Eurozone private sector activity grew in June, beating previous estimates and showing a solid recovery. Activity in Spain showed the strongest growth, while in France contractionary conditions remained amid electoral uncertainty.
Eurozone private sector activity grew in June, exceeding previous estimateswhich indicates that the recovery phase is on the right track, albeit with significant variations between member countries.
The Hamburg Commercial Bank (HCOB) seasonally adjusted Eurozone Composite Output PMI, which reflects the situation of the service and manufacturing sectorsstood at 50.9 points, which is the fourth consecutive month above the 50.0 mark without changes. This is a slight slowdown in the pace of expansion compared with 52.2 in May, but slightly better than initial estimates of 50.8.
The upward adjustment is due to the revision of the rate of expansion in the services sector, with the Eurozone HCOB Services PMI at 52.8 in June, compared to the previous estimate of 52.6, but below the 52.3 in May. However, this is a the fifth monthly expansion consecutive service sector.

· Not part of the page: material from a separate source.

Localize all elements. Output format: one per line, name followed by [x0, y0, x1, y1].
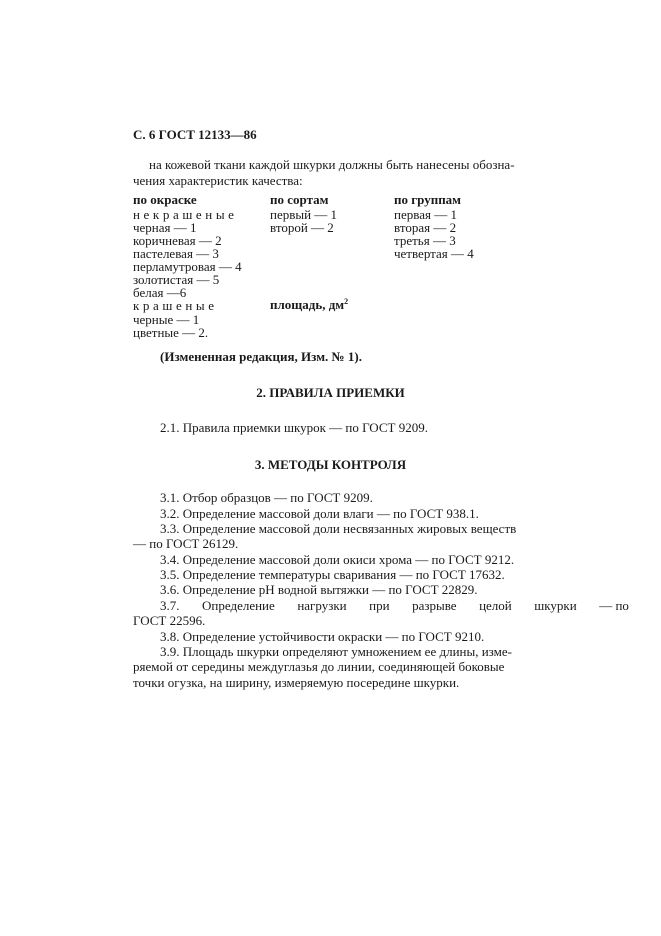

“Growth in the euro area can be fully attributed to the services sector,” commented Dr. Cyrus de la Rubia, Chief Economist at HCOB. According to De la Rubia, the eurozone services sector benefits from a high volume of tourists. The New Exports Index, which includes tourism, has continued to increase. increase since six months ago and is now almost two points above its long-term average.
The interest rate cut applied by the European Central Bank (ECB) in June finds some justification in the dynamics of price indices PMI Services HCOB. Input prices and prices charged to customers increased at the slowest pace in three years.
Almost all Eurozone countries with available composite PMI data recorded growth during June, with the notable exception of France.
Spain leads growth, boosted by tourism and interest rate outlook
Spain remained the fastest growing economy in the eurozone, with a strong increase in productionlikely driven by a strong tourist season and an improving interest rate outlook.
HCOB Spain’s services PMI index came in at 56.8 in June, revised up from 56.4 in the previous estimate and only slightly below May’s 13-month high of 56.9. This represents a 10-year high of 56.8 in June. the tenth consecutive month expansion of the Spanish economy. This is the tenth consecutive month of expansion of the Spanish services sector, supported by the strong customer demand National and international.
Employment in Spain increased for the twenty-first consecutive month at a faster paceSince the Companies expanded their workforce to meet current and projected demand. However, this increase in employment also translated into an increase in wage levels in June.
“Some panellists believe that activity will continue to increase due to lower inflation and interest rates within a year,” said Jonas Feldhusen, junior economist at HCOB. Feldhusen expects growth to be above the historical average in the second quarter, after the strong GDP revisions of the previous two quarters.
French private sector activity contracts amid election turmoil
France was an atypical case, with a weakening of business activity private sector growth for the second consecutive month. France’s HCOB composite PMI index showed a slight improvement from the previous month but remained below 50, indicating contraction.
“The upcoming elections have made the Service providers be less optimistic about future activity. In addition to be at its lowest level “Business confidence is significantly below its historical average over the past five months. Employment growth has weakened accordingly,” said Norman Liebke, economist at HCOB.
According to Liebke, the upcoming elections seem to be an important factor, especially since New orders have fallen sharply. French service companies have been working through pending orders in response to lower demandwhich explains the discrepancy between production indices and new orders.
On the other hand, although inflation French service prices is gradually declining, it remains a cause for concern due to the recent, historically high, increase in input pricesas companies report rising wage costs and raw material prices.